Due to the legalizing of prostitution human trafficking from Eastern-Europe has increased. The age limit for prostitution was going to be increased to 21 years, for practicing prostitution a permit would be required, and prostitutes were going to be registered. But after a very cumbersome process only a part of the legislation will make it to the finish.
It is highly questionable whether the majority of the prostitutes object to registration. The objections are coming mostly from people that sell prostitution as just another job or as a start up job for newcomers.
The municipality of Utrecht has positive experiences with registration. Prostitutes in that city speak with the GGD (the local healthcare service) and they have a name and a face. Because of this Utrecht was able to take action after it received more and more reports about human trafficking. One-and-a-half week ago the last permit for window-prostitution was revoked.
It is more than telling that not a single operator that lost his permit has taken his case to court.

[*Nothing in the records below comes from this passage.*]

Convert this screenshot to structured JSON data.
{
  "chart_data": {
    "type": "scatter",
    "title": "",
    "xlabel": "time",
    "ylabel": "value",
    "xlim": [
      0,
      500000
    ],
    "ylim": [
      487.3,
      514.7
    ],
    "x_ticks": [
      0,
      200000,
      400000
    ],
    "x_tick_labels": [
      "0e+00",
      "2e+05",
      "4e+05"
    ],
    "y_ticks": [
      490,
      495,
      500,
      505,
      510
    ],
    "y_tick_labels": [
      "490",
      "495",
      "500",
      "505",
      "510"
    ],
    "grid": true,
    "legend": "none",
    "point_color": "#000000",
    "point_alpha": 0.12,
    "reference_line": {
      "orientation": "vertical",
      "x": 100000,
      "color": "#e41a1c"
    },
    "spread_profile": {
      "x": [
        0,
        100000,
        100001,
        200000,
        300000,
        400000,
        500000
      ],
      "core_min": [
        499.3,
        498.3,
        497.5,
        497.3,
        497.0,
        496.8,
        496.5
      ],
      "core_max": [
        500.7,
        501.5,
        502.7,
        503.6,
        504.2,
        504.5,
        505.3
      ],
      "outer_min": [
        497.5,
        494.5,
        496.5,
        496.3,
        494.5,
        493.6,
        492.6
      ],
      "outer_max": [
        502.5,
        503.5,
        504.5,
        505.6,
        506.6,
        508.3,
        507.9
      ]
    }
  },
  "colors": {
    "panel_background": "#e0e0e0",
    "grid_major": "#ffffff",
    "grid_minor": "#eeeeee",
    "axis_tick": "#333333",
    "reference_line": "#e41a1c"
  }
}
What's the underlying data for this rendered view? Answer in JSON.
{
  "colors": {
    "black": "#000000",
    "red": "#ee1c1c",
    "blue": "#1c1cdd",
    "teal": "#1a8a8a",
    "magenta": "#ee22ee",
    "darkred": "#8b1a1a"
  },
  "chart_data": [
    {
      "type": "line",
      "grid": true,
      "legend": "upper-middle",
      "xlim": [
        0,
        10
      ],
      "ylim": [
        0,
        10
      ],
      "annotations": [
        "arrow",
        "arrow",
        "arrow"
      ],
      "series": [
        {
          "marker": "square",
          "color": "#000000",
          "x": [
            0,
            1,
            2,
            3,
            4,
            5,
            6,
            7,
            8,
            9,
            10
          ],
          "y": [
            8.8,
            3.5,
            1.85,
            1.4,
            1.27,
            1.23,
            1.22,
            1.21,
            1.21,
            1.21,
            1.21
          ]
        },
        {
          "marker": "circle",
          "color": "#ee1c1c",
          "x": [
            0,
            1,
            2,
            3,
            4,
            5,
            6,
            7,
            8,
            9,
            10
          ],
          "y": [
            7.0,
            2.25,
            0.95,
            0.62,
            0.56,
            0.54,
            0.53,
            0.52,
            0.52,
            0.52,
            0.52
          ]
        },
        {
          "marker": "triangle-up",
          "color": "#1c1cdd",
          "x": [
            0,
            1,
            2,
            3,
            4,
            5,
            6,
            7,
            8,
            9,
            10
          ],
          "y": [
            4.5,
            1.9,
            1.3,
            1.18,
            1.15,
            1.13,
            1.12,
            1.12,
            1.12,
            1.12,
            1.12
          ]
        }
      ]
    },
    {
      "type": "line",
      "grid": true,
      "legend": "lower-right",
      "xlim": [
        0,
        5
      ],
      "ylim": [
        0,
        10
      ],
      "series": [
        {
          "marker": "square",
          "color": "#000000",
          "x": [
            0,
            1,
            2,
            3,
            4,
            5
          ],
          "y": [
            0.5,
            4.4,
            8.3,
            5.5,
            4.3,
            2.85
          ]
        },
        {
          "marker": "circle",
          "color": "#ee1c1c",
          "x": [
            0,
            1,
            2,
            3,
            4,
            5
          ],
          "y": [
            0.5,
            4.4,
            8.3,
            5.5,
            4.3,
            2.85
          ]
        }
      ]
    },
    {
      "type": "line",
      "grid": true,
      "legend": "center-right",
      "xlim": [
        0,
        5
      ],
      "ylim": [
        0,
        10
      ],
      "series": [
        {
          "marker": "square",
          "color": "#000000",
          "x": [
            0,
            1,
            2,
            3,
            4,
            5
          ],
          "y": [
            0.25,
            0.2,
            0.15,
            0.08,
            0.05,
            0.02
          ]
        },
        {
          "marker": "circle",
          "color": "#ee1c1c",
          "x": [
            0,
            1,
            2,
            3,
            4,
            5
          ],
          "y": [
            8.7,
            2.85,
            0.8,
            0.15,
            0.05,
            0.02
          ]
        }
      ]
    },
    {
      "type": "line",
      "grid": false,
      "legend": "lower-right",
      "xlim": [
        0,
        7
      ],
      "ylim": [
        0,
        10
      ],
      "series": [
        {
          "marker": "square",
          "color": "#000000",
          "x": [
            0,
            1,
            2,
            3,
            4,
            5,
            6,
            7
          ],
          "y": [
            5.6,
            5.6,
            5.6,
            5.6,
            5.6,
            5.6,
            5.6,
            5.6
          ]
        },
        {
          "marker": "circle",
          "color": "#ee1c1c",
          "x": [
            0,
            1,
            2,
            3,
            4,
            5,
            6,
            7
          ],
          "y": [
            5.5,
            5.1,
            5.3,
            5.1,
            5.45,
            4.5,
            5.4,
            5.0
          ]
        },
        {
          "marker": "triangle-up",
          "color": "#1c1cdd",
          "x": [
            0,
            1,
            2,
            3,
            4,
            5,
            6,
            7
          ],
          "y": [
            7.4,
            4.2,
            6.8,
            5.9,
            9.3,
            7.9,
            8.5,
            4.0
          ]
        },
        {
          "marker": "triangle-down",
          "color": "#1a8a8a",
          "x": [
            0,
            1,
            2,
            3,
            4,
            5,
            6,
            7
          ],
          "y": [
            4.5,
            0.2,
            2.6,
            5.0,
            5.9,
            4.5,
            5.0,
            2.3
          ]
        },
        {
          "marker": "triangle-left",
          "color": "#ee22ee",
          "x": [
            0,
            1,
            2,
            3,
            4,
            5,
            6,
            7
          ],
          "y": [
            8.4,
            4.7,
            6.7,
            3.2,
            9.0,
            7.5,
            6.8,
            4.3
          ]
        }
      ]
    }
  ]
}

Darkness prefers to avoid the light in these cases. At the same time Utrecht shows how necessary it is to establish a national registration system. Because the women of the Zandpad in Utrecht have once again become people without a name and without a face. They have dispersed into a world where exploitation and coercion is the rule rather than the exception.
The Dutch prostitution policy fails. Prostitution and coercion are still inextricably linked. There is no simple solution to definitively eradicate coercion and exploitation. But it is morally unacceptable to rest after a cumbersome finish of a battered prostitution law.
The first step that needs to be made is to make customers punishable who knew or could have known about coercion and ill-treatment. This summer I’m working together with others on an initiative-law on this point.
The next step could be a ban on pimping, because it is impossible that we keep tolerating that prostitutes have to work themselves to the bone for heartless men for whom people are a commodity. And if those additional thresholds are not working, we’ll have to start thinking about the question whether buying sex is not up for a ban. Just like in Norway, Sweden, Iceland, and possibly shortly also in France and Ireland. I prefer that the voluntarily moonlighting student has to find herself another job to accepting the modern slavery of thousands of men and women of whom we do not even know the names.”
Segers party may not have a reputation for liberal thinking – but the Dutch MP is fully on the mark with his opinion. He could take his cause without changing a syllable to St. Maarten where the government has turned a blind eye to excesses in the prostitution industry. Remember how the prosecutor’s office took the owner of the Border Bar to court? Remember how this man was sentenced to 54 months for human trafficking and for robbing the women that worked in his brothel of their freedom? The prosecutor’s office asked the government after the verdict had become irrevocable to take away the permit of the Border Bar. And what did the government do? Exactly, up to now: nothing.
That lame attitude sends an awful message to the community. Many citizens, including politicians, are church going. But when it comes to standing up for one of the most vulnerable groups in our society, they collectively turn their backs and pretend that nothing is going on.
We understand that a committee is working on a new prostitution policy for St. Maarten. Taking a leaf from the Dutch prostitution-Bible suddenly does not sound like such a good idea – but taking the remarks from MP Segers into account makes an awful lot of sense.
Unless, of course, our politicians want to keep celebrating Emancipation Day while blatantly ignoring the modern day slavery on our island they could really do something about. Mark our words: among our fifteen parliamentarians there is at best one prepared to stand up for the victims of prostitution.